The piServicesList returns a TAB-delimited list of registered services.
WSAPI_CallService() causes the server to pass the given argument and parameter block to the service registered under the given name. If the service cannot be located, the server will return the new error code WSAPI_E_ServiceNotFound. If the server can not reconcile the differing thread/format types of the two plug-ins, the error code WSAPI_E_ServiceNotCompatible will be returned.
Backward compatibility: the use of the piServiceAddress parameter in new plug-ins is deprecated. Server implementations may continue to support it, but if they do so they should not allow a plug-in of one thread/format type to look up a service registered by a plug-in of a different thread/format type.
Server implementations should issue the WSAPI_Register and WSAPI_Init commands before becoming multi-threaded. Plug-in developers should assume that any commands received after WSAPI_Init take place in a multi-threaded environment.

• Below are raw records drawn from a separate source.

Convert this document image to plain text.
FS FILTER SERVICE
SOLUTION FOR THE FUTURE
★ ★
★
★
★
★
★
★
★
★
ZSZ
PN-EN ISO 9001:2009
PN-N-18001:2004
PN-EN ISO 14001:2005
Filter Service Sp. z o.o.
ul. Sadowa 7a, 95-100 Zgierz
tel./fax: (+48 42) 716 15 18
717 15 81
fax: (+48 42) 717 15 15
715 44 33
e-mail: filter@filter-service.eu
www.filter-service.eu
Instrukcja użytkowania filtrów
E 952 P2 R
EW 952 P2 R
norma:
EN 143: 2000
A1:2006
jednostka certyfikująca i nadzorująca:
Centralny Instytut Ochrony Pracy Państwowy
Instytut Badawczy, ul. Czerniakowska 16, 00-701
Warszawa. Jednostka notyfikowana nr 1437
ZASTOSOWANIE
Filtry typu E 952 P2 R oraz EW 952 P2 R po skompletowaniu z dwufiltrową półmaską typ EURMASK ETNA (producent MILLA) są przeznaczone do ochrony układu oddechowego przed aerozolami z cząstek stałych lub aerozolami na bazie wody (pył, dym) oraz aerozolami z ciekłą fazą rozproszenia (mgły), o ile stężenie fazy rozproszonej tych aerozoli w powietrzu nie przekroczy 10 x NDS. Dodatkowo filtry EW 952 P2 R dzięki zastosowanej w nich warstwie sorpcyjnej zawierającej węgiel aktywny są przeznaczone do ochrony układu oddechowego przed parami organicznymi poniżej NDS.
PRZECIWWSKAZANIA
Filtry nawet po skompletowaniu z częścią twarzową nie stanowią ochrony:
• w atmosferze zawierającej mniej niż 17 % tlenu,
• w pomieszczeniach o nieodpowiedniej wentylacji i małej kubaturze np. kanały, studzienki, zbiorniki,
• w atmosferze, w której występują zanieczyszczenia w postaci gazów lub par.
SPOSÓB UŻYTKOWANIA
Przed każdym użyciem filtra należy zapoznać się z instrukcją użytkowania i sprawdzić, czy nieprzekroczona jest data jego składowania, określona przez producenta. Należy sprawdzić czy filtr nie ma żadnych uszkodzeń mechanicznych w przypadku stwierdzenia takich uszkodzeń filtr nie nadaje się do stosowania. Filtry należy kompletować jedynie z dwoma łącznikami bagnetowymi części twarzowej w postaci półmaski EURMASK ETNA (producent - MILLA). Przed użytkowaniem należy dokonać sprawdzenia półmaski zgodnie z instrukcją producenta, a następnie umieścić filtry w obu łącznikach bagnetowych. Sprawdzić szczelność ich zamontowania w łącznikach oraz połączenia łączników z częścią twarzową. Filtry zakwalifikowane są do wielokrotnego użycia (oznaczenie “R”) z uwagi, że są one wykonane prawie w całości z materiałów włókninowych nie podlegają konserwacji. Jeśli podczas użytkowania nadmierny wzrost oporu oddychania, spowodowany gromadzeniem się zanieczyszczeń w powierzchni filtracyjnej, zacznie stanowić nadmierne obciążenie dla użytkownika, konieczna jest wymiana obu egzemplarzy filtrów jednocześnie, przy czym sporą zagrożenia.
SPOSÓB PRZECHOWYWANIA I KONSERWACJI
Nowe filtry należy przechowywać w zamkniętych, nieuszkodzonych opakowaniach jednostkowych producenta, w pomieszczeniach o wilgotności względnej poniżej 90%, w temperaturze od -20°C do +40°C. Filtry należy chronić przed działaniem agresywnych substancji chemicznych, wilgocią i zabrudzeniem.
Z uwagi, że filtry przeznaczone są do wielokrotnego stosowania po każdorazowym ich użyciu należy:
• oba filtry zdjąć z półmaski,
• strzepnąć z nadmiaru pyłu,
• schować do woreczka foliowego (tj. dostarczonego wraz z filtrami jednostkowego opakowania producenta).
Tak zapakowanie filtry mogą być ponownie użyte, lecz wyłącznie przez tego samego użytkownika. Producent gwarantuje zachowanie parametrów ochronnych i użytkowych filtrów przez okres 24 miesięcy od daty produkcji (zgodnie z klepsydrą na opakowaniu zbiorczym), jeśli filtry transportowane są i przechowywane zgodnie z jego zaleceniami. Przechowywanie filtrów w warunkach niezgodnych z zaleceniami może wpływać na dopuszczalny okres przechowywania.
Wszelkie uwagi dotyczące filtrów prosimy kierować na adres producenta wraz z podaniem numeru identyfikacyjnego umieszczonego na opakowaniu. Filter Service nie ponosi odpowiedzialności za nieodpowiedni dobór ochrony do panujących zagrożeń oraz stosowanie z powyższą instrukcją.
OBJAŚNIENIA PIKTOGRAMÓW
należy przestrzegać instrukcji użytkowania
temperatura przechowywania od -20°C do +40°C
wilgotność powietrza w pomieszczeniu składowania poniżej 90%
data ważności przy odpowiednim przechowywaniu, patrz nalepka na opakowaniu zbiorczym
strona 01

The requirement for support of cooperative plug-ins is very deliberately defined in terms of how concurrent threads are scheduled within a given plug-in, as opposed to specifying the nature of the thread itself. This allows implementors to support cooperatively written plug-ins even on systems that lack the concept of non-preemptive threading. The WebSTAR/5 implementation creates only preemptive threads, but uses semaphores to prevent multiple threads from executing inside a cooperative plug-in. Developers can assume that their plug-in code won't be interrupted by another thread executing within the same plug-in, but should not assume they won't be preempted by other applications or threads operating within other plug-ins.
Implementations that do not wish to support memory pools can simply map the pooled memory callbacks to their normal heap management functions. WebSTAR will initially do this until an appropriate pool manager can be incorporated into the server.